Story 16. The Adventurer.

Mehmud’s father Khaleel and my father were friends. Khaleel Uncle as I used to call him was from the aristocracy and was my first exposure to the lives of such people. Mehmud and I were of the same age and the two of us hit it off straight away from the first meeting.

Mehmud’s sister Fatima was much older and was totally given to spiritual pursuits and was mostly otherworldly in her interactions with us youngsters and other members of the family and their help.

They lived in a large estate with dogs, cats and many other animals and it was always a pleasure going over to their place for weekends to spend time with Mehmud who was looking after the estate having done badly in academic pursuits while the father was busy running a couple of businesses in the city.

Mehmud initiated me into shikar and fire arms and along with another friend Hassan, we used to go off on two/three day trips after game big and small. Both of us were avid bikers and would often go on shikar on bikes though the preferred vehicle was a jeep. We would also drag race in an abandoned airfield in the outskirts of the city. There are some very interesting stories about those adventures, but those are for another day.

Our friendship blossomed into a very strong bond with Mehmud spending nights at my little digs in the town whenever he came to town and when we would be late after double dates. The friendship was much encouraged by his parents who thought that I will be a good influence on him as I was already working for a living and studying in the evenings to get additional qualifications.

Fate intervened and I relocated to another city to a better paying job but Mehmud and I kept in touch through letters. Some time after we parted company, Mehmud’s father was able to get him a job as a trainee assistant in a tea estate in Assam. This was way back in 1963 when there were still some British planters staying on in India and it was in one of these plantations that Mehmud was absorbed thanks to his father’s connections.

Plantation life was made for some one like Mehmud who had already some experience with agricultural labour and practices and the laid back life style of planters with their club life and shikar was almost tailor made for him. He flourished there and in short order was confirmed as an Assistant Manager with his own bungalow and other perquisites. It was during this time that I met up with him in Assam where I had gone on a short holiday in 1964.

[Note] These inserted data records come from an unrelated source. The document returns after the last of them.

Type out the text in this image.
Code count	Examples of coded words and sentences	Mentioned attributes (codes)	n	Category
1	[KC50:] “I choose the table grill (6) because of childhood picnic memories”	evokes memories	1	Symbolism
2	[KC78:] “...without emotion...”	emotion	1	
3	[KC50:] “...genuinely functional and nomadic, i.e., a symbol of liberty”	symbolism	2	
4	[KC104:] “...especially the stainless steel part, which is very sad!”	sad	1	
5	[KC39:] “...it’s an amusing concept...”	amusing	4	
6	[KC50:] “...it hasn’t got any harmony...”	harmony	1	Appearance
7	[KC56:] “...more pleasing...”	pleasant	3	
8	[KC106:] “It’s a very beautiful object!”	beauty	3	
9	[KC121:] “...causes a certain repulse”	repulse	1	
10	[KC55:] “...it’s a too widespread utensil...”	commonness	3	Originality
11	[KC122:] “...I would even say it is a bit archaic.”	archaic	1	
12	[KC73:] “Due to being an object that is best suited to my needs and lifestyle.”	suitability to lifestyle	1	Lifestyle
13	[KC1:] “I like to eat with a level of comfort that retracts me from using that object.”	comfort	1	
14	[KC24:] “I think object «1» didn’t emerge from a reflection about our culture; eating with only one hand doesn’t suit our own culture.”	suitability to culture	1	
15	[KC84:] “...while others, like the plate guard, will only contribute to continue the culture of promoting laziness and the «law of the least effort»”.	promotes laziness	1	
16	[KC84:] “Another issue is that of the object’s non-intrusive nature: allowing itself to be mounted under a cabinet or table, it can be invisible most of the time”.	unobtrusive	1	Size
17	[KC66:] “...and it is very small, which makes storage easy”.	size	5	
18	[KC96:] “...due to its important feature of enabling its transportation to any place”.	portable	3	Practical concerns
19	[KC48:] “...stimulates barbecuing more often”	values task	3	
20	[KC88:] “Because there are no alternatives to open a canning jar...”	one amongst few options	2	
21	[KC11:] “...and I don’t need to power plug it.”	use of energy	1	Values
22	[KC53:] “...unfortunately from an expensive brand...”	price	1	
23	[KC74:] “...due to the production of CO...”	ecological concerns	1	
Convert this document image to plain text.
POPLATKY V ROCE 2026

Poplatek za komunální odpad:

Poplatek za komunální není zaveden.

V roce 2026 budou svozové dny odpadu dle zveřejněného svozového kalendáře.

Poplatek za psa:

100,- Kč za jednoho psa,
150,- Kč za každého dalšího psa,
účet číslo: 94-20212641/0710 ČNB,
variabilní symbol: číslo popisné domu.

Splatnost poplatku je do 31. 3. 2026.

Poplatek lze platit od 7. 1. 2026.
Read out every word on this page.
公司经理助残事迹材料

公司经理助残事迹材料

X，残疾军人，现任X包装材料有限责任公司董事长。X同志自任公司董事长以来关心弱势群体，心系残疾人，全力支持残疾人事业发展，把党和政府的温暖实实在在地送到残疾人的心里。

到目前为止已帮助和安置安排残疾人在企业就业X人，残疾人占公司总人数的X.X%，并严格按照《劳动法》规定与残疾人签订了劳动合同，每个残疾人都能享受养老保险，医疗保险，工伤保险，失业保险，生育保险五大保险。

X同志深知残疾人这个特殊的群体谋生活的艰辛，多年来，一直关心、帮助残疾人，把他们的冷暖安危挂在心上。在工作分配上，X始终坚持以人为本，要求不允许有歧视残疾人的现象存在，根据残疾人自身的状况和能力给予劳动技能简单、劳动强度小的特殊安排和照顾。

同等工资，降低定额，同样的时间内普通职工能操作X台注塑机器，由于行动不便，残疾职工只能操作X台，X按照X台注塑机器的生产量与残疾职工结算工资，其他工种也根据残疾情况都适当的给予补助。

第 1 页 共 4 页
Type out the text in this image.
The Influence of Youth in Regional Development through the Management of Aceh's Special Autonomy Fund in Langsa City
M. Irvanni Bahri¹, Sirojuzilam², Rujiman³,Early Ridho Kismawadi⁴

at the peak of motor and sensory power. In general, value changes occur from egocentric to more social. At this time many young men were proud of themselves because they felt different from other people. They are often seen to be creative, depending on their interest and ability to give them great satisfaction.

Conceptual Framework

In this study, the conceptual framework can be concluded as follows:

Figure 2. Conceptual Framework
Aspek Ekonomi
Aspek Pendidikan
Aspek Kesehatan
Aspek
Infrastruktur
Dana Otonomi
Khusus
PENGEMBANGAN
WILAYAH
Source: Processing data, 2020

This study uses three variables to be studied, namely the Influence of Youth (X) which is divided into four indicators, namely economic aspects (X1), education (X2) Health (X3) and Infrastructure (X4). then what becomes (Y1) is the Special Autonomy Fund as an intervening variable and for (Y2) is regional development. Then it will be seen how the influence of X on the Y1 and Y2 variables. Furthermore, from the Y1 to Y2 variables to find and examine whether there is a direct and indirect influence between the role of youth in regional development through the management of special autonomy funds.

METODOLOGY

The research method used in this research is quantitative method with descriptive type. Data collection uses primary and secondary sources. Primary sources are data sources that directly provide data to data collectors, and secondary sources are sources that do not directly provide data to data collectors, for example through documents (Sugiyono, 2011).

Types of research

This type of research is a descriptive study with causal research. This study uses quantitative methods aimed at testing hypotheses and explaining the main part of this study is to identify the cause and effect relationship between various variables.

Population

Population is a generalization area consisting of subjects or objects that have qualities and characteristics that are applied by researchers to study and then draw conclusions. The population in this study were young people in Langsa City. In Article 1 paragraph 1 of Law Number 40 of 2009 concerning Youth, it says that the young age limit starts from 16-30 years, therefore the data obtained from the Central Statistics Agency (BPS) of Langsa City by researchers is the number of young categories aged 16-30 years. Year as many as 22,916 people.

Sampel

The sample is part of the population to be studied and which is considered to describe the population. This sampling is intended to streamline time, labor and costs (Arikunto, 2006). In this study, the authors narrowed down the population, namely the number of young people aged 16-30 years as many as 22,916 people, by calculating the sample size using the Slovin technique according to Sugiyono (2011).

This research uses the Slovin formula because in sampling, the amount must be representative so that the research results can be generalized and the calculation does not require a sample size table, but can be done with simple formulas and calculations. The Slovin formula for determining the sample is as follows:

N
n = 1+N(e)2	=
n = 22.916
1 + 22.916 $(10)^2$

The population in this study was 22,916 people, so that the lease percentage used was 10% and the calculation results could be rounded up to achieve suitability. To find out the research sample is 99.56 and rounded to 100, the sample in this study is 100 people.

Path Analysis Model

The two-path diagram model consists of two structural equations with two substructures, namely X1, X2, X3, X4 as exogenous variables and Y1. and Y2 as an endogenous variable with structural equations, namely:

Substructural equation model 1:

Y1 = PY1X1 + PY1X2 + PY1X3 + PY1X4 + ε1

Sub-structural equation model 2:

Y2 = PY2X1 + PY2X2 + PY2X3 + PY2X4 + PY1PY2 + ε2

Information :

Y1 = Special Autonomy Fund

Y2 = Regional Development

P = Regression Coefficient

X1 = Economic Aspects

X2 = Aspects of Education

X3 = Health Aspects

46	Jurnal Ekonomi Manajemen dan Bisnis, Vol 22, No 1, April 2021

I moved to Ahmedabad to study for my MBA in 1965 and Mehmud came down for a week end to meet me while he was on holiday in Bombay with his family. He came primarily to talk to me about his life in Assam and the jam he had got into.

My friend and the hero of this story, had fallen in love with his Scottish boss’s wife, who in turn reciprocated his feelings. In the tea business such developments cannot be kept secret for long and Mehmud was in fact looking for a way to get out of Assam and move to the South of India where too there were many tea plantations so that his paramour could divorce her husband and join him. Although I did not know anyone in the tea business, I did know some people who lived in the Nilgiris and gave Mehmud some leads so that when he did move he could have some friends of his age group and who would help him settle down.

That was the last I heard from or of Mehmud till three years later when I was back in his home town on a visit and went to the family estate to find out what had happened during the five years that I had been away.

Fatima received me with great affection and grace but gave me the news that was simply devastating.

Mehmud could not relocate to the Nilgiris as he could not get a job there, he was sacked by his Assam employer and his paramour was sent off to Scotland. When Mehmud broached the subject of his returning home and getting the foreign lady to come down and marry him, his parents went apoplectic and would have nothing of that.

Mehmud put a revolver to his head and shot himself and was found dead one morning when he did not come down for morning tea. Seeing him like that his father suffered a stroke and died within a few months and his mother went into deep depression and what I now know as dementia. Farida took me to meet her but she could not recognise me nor talk to me about Mehmud or anything about our old days.

Farida was in the process of winding up all their affairs and moving to her maternal grandfather’s home in Gujarat where she hoped to further pursue her spiritual studies while her mother’s family could provide care for her. She did that and I found out subsequently that they had moved out. That was the last I had anything to with them.

There are many occasions when topics like shikar, camping, cross-country motorcycling, camping etc come up when I remember that dashing and cavalier friend with much nostalgia.